In the middle of mowing on a sweltering evening in north Bartlett last night, I was keeping a close eye just to the south as clouds began to gather. Having put a 10% chance of evening rain in the forecast a couple of hours earlier, I knew a shower was possible but really didn’t expect much. Then this happened…
Since it didn’t budge, despite seemingly showing a slow northward drift initially, rainfall rates were impressive, owing to the high moisture content of the atmosphere with dewpoints near 70.
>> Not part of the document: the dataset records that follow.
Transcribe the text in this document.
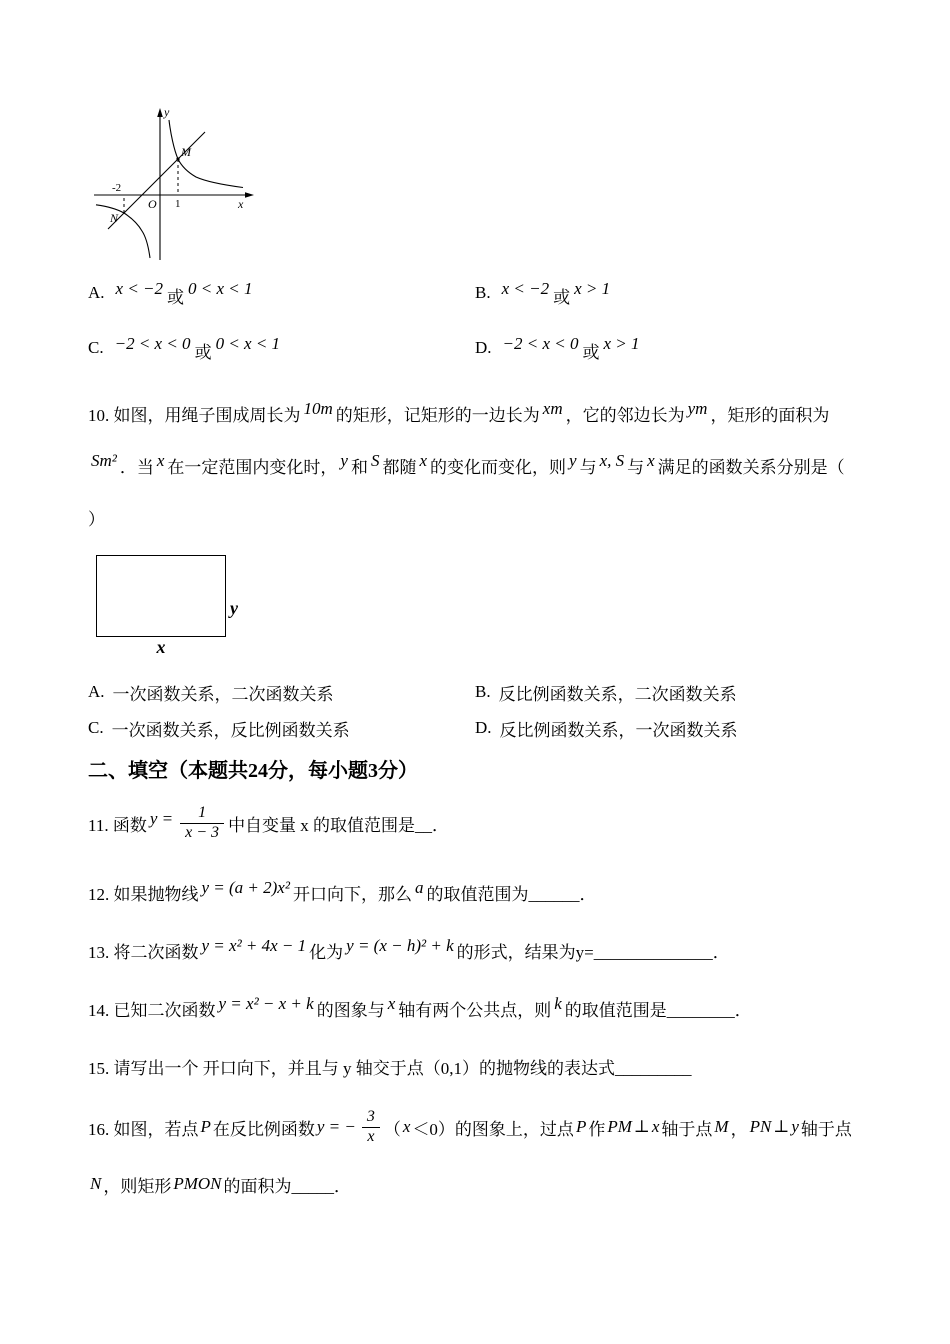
y
x
O
M
N
-2
1
A. x < −2 或 0 < x < 1	B. x < −2 或 x > 1
C. −2 < x < 0 或 0 < x < 1	D. −2 < x < 0 或 x > 1
10. 如图，用绳子围成周长为 10m 的矩形，记矩形的一边长为 xm ，它的邻边长为 ym ，矩形的面积为
Sm² ．当 x 在一定范围内变化时， y 和 S 都随 x 的变化而变化，则 y 与 x, S 与 x 满足的函数关系分别是（
）
y
x
A. 一次函数关系，二次函数关系	B. 反比例函数关系，二次函数关系
C. 一次函数关系，反比例函数关系	D. 反比例函数关系，一次函数关系
二、填空（本题共24分，每小题3分）
11. 函数 $y = \frac{1}{x - 3}$ 中自变量 x 的取值范围是__．
12. 如果抛物线 y = (a + 2)x² 开口向下，那么 a 的取值范围为______．
13. 将二次函数 y = x² + 4x − 1 化为 y = (x − h)² + k 的形式，结果为y=______________．
14. 已知二次函数 y = x² − x + k 的图象与 x 轴有两个公共点，则 k 的取值范围是________．
15. 请写出一个 开口向下，并且与 y 轴交于点（0,1）的抛物线的表达式_________
16. 如图，若点 P 在反比例函数 y = − $\frac{3}{x}$ （ x ＜0）的图象上，过点 P 作 PM ⊥ x 轴于点 M ， PN ⊥ y 轴于点
N ，则矩形 PMON 的面积为_____．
First, looking south from Tipton County as it developed, courtesy of Mark Rapp:
Then the pictures started coming in not of the storm itself, but what the combination of an isolated, TALL storm and the setting sun produced! A stunning sky shadow that was visible on the east side of the storm (as the sun set behind it in the west). First this one from Elizabeth Bouchoc taken at Briarcrest Christian School:
And this one from Collierville, taken by Kim Barron:
Then, perhaps one of the coolest atmospheric phenomena I’ve seen in some time, the same shadow showed up in CENTRAL ALABAMA! Followers of long-time Birmingham meteorologist James Spann sent pics like this:
I put the coordinates in a solar calculator to verify the sun angle James came up with and, sure enough, because of the low sun angle (shown in yellow on the map below), the isolated nature of the storm, and it’s height, a shadow was cast about 200 miles “downstream!”